Anyone who has struggled with false guilt knows it is a very debilitating thing to live under.  If we are to be set free to be truly all God means for us to be in this life we must deal with our false guilt as well as our true moral guilt. 

I have found that false guilt usually points to the fact that we are taking responsibility for and/or trying to control things over which we have no control.  Anytime I take responsibility for things like the feelings, thoughts, opinions or behavior of others, I am setting myself up for failure and false guilt.

Often the thing we most desire to control is others’ opinion of us or those we love.  We try to control that by being perfect or expecting those close to us to be perfect.  That is, we don’t want to do anything that might upset another person or cause them to be disappointed in us. If we do things like express our needs, desires or opinions or say “no” then we put in jeopardy their good opinion of us. Of course, since none of us is perfect, we constantly feel we have not been “good enough,” constantly feel fearful of displeasing others and generally feel guilty.

Sometimes the person we have the most difficulty pleasing is ourselves. We become intensely self-critical, expecting more from ourselves than from anyone else. Again we set up the unreachable goal of perfection to be met before we can accept ourselves or believe ourselves to be acceptable. Rather than trusting in God’s acceptance of us through Christ, we become our highest and harshest judge.
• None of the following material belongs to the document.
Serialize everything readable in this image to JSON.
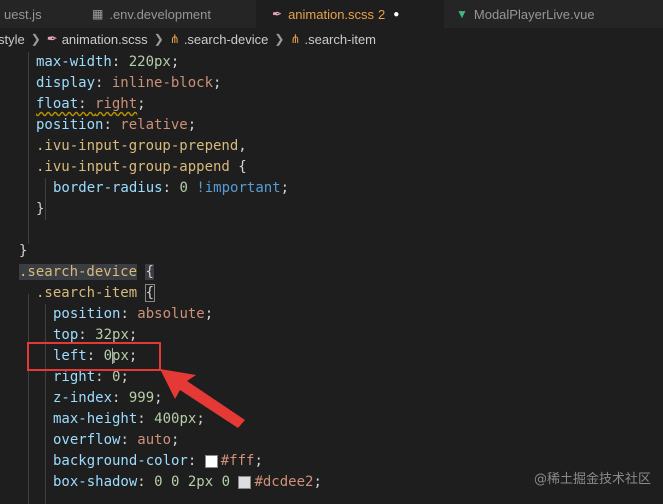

In the case of false guilt, the cure will never be found by trying harder to be perfect or to please others. The cure is in humbly accepting our imperfect selves and relinquishing what we cannot control to the God who loves us and is in control.

 When we let God manage the feelings of others toward us, allowing him to give us what we need when he determines we need it, then we can rest free from a lot of pressure and false guilt. This is where false guilt loops back around to point to true moral guilt, for if we confess anything, it should be the sin of failing to trust God for our security—trusting in the opinions of men isntead.

While God commands us to love others, nowhere does he command us to always please them.  In fact, at times love will bring about the opposite effect, just as it did for Jesus.  Therefore if we are to live a guilt-free life, our job is to take care of our true moral guilt through confession and repentance, relinquishing to God the opinions, choices, behaviors and feelings of others that we cannot control by being “good enough.”